„Verletzte Personen“ wurden auf einem eigens errichteten Behandlungsplatz neben dem Bildungszentrum erstversorgt. Foto: KS-Images.de

Etwa 100 Polizeibeamte und 300 Rettungskräfte haben am Samstagmorgen den Ernstfall getestet. Im Fokus stand die Erfassung, Betreuung und Zusammenführung von Opfern und Angehörigen während und nach dem Einsatz.

Ein außergewöhnliches Bild bot sich Passanten am Samstagmorgen rund um das Marbacher Bildungszentrum. Um kurz vor 8 Uhr trafen sich Einsatzkräfte der Polizei und des Deutschen Roten Kreuzes an der Tobias-Mayer Schule und der Anne-Frank-Realschule. Grund war eine groß angelegte Übung für einen Fall, der hoffentlich nie eintreten wird: Ein Amoklauf.

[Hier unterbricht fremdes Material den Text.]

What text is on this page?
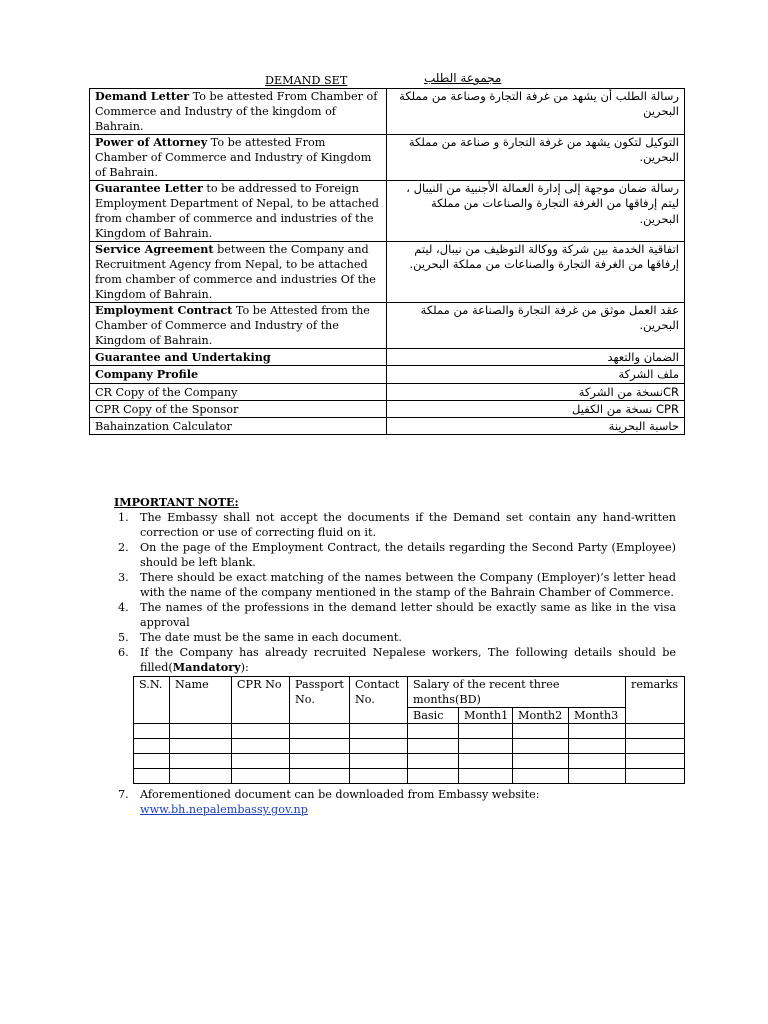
DEMAND SET	مجموعة الطلب
Demand Letter To be attested From Chamber of Commerce and Industry of the kingdom of Bahrain.	رسالة الطلب أن يشهد من غرفة التجارة وصناعة من مملكة البحرين
Power of Attorney To be attested From Chamber of Commerce and Industry of Kingdom of Bahrain.	التوكيل لتكون يشهد من غرفة التجارة و صناعة من مملكة البحرين.
Guarantee Letter to be addressed to Foreign Employment Department of Nepal, to be attached from chamber of commerce and industries of the Kingdom of Bahrain.	رسالة ضمان موجهة إلى إدارة العمالة الأجنبية من النيبال ، ليتم إرفاقها من الغرفة التجارة والصناعات من مملكة البحرين.
Service Agreement between the Company and Recruitment Agency from Nepal, to be attached from chamber of commerce and industries Of the Kingdom of Bahrain.	اتفاقية الخدمة بين شركة ووكالة التوظيف من نيبال، ليتم إرفاقها من الغرفة التجارة والصناعات من مملكة البحرين.
Employment Contract To be Attested from the Chamber of Commerce and Industry of the Kingdom of Bahrain.	عقد العمل موثق من غرفة التجارة والصناعة من مملكة البحرين.
Guarantee and Undertaking	الضمان والتعهد
Company Profile	ملف الشركة
CR Copy of the Company	CRنسخة من الشركة
CPR Copy of the Sponsor	CPR نسخة من الكفيل
Bahainzation Calculator	حاسبة البحرينة
IMPORTANT NOTE:
1. The Embassy shall not accept the documents if the Demand set contain any hand-written correction or use of correcting fluid on it.
2. On the page of the Employment Contract, the details regarding the Second Party (Employee) should be left blank.
3. There should be exact matching of the names between the Company (Employer)’s letter head with the name of the company mentioned in the stamp of the Bahrain Chamber of Commerce.
4. The names of the professions in the demand letter should be exactly same as like in the visa approval
5. The date must be the same in each document.
6. If the Company has already recruited Nepalese workers, The following details should be filled(Mandatory):
S.N.	Name	CPR No	Passport No.	Contact No.	Salary of the recent three months(BD)				remarks
					Basic	Month1	Month2	Month3	

7. Aforementioned document can be downloaded from Embassy website:
www.bh.nepalembassy.gov.np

Ein Schüler laufe im benachbarten Gymnasium mit einer Schusswaffe Amok, so die fiktive Meldung. „Ausgehend von dieser Übungslage wurden nach und nach die Einsatzkräfte von Polizei und Rettungsdienst alarmiert“, erklärt die Übungsleiterin und Leiterin des Übungs-Polizeieinsatzes, Marleen Walheim.

Psychische Belastung

Schwerpunkt der Übung war nicht die Überwältigung des Täters, sondern die Erfassung, Betreuung und Zusammenführung von Opfern und Angehörigen während und nach dem Einsatz. „In solch herausragenden Einsatzlagen ist ein professionelles Betreuungsmanagement ein erfolgskritischer Faktor für die Bewältigung der Lage“, so Walheim. „Dabei umfasst die Betreuung auch die eigenen Einsatzkräfte, da solche Einsätze für die eingesetzten Polizeibeamtinnen und Polizeibeamte eine hohe psychische Belastung darstellen“. Neben der Betreuung waren auch kriminalpolizeiliche Ermittlungen Bestandteil der Übung.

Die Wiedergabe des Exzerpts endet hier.